Dia bahkan sempat mengobrol langsung dengan Prabowo. Suasananya akrab dan cair. Dalam kesempatan itu, Farel menyampaikan terima kasih sekaligus harapan.
“Untuk Bapak Presiden kami ingin berterima kasih, atas usaha Bapak kami bisa terus berlanjut untuk beasiswa NDA ini. Untuk ke depannya semoga program ini bisa terus berlanjut sampai ke adik-adik kami. Terima kasih, Bapak,” ungkapnya.
Perasaan serupa diungkapkan Letda Laut (P) Dhani Fathurrachman. Taruna yang mendalami ilmu bumi dan kelautan ini juga merasakan kebanggaan yang sama. Menurut ceritanya, Prabowo tak cuma menyapa, tapi juga berdialog. Menanyakan soal pendidikan mereka, lalu memberikan pesan.
“Tentunya Bapak Presiden berpesan kepada kami untuk tetap belajar, semangat, bawa nama baik di Indonesia,” kata Dhani.
Pesan itu rupanya menyebar semangat. Letnan Dua (Arh) Irsyad Farhan Mahendra, perwakilan dari taruna Angkatan Darat, mengaku sangat tersemangati. Meski diakui, menjalani pendidikan di Jepang punya tantangannya sendiri. Budaya, bahasa, iklim semua berbeda. Tapi justru di situlah mereka ditempa.

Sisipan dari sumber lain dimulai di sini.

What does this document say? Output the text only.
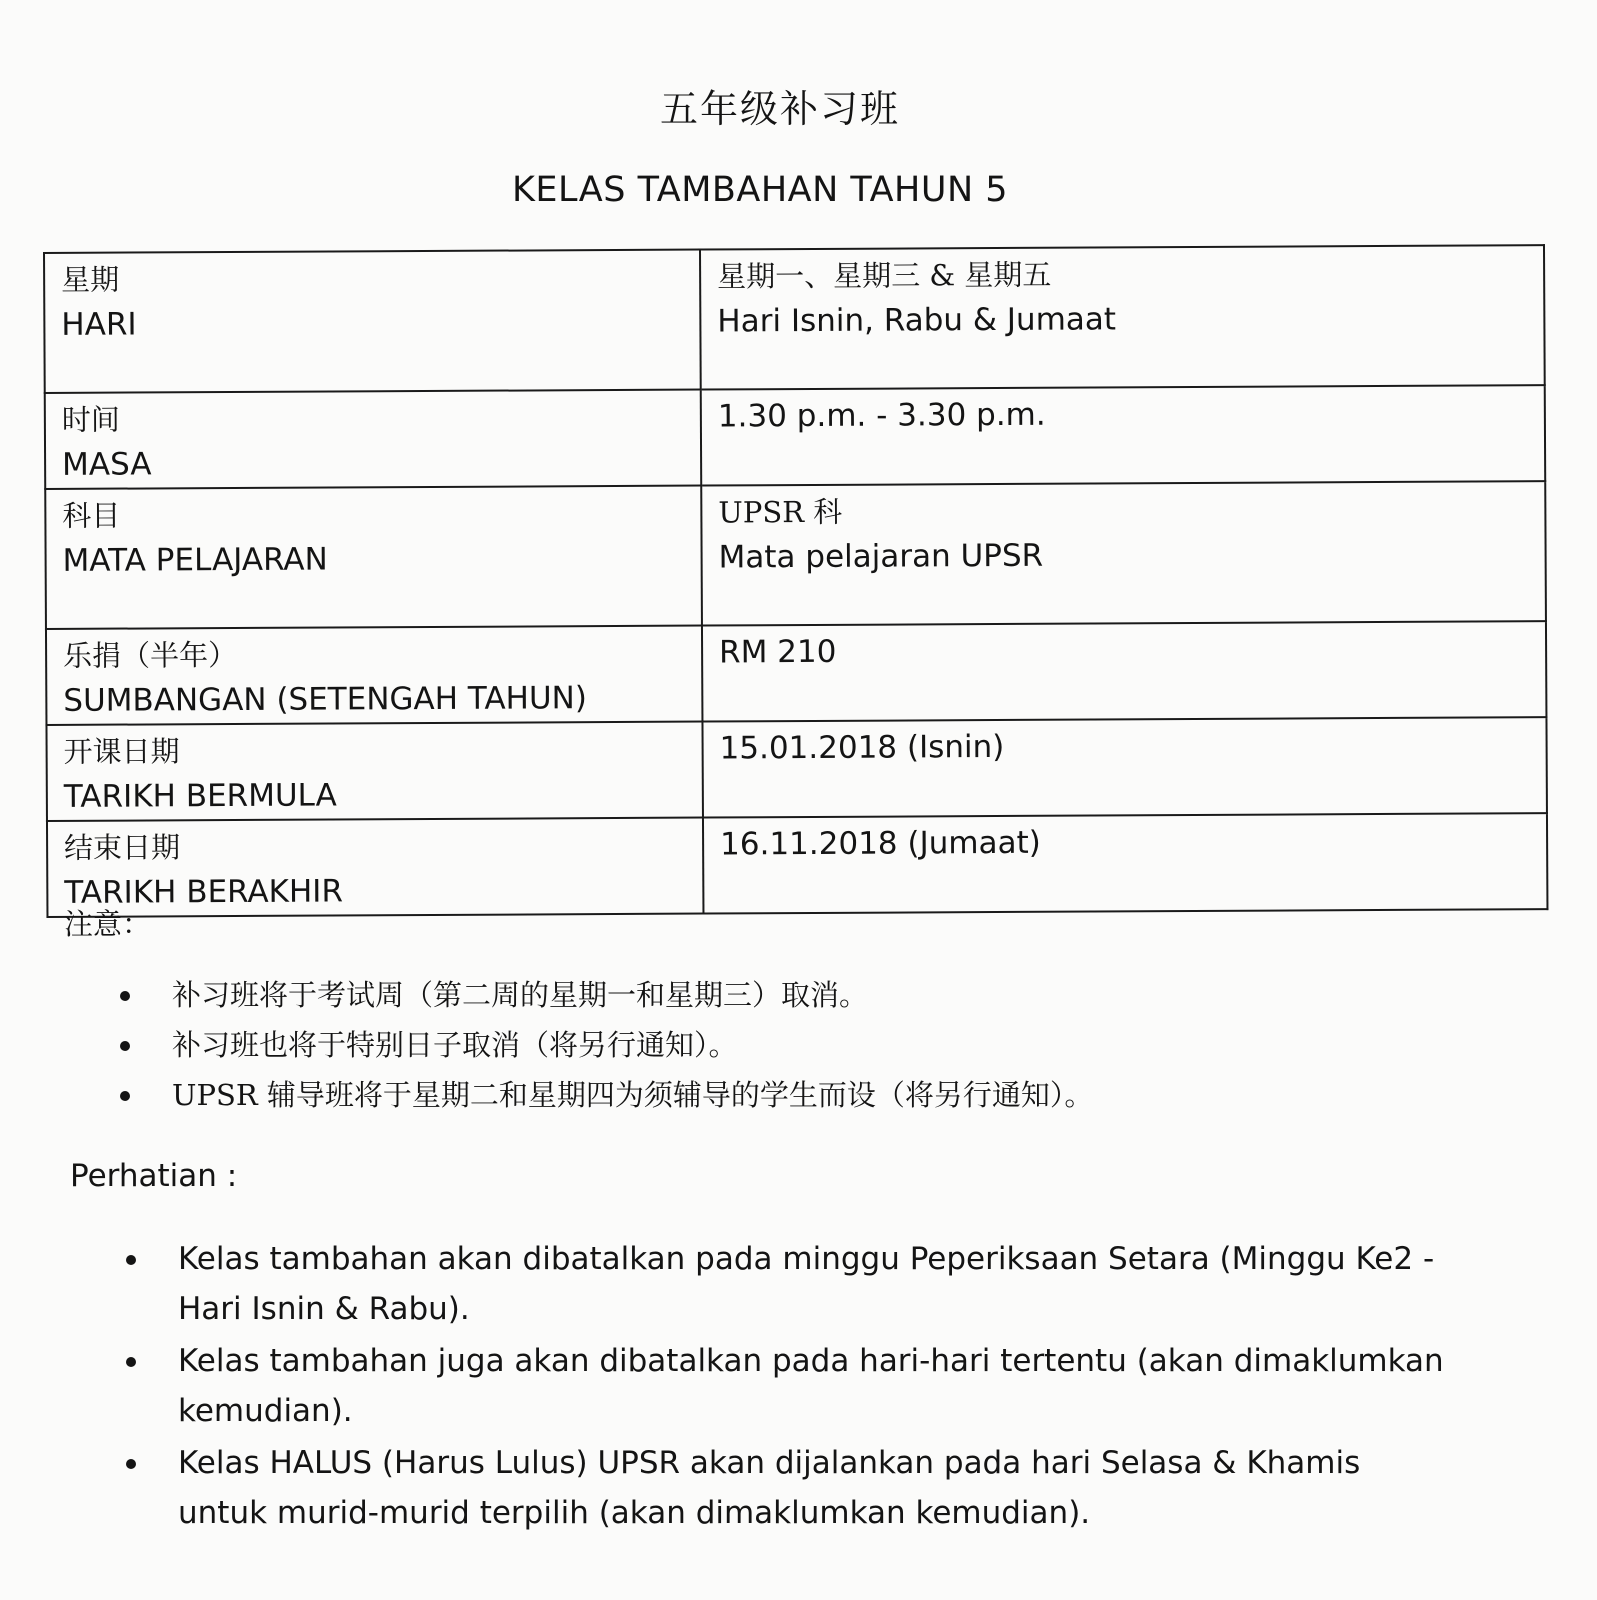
五年级补习班
KELAS TAMBAHAN TAHUN 5
星期
HARI	星期一、星期三 & 星期五
Hari Isnin, Rabu & Jumaat

时间
MASA	1.30 p.m. - 3.30 p.m.

科目
MATA PELAJARAN	UPSR 科
Mata pelajaran UPSR

乐捐（半年）
SUMBANGAN (SETENGAH TAHUN)	RM 210

开课日期
TARIKH BERMULA	15.01.2018 (Isnin)

结束日期
TARIKH BERAKHIR	16.11.2018 (Jumaat)
注意：
补习班将于考试周（第二周的星期一和星期三）取消。
补习班也将于特别日子取消（将另行通知）。
UPSR 辅导班将于星期二和星期四为须辅导的学生而设（将另行通知）。
Perhatian :
Kelas tambahan akan dibatalkan pada minggu Peperiksaan Setara (Minggu Ke2 - Hari Isnin & Rabu).
Kelas tambahan juga akan dibatalkan pada hari-hari tertentu (akan dimaklumkan kemudian).
Kelas HALUS (Harus Lulus) UPSR akan dijalankan pada hari Selasa & Khamis untuk murid-murid terpilih (akan dimaklumkan kemudian).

Dan di balik semua kerja keras itu, ada satu harapan yang mengemuka. Sebuah tekad untuk membawa pulang ilmu yang didapat.
“Harapan dari saya apapun yang saya pelajari di sini, bisa saya aplikasikan di Indonesia untuk memajukan bangsa dan negara,” tutur Irsyad penuh keyakinan.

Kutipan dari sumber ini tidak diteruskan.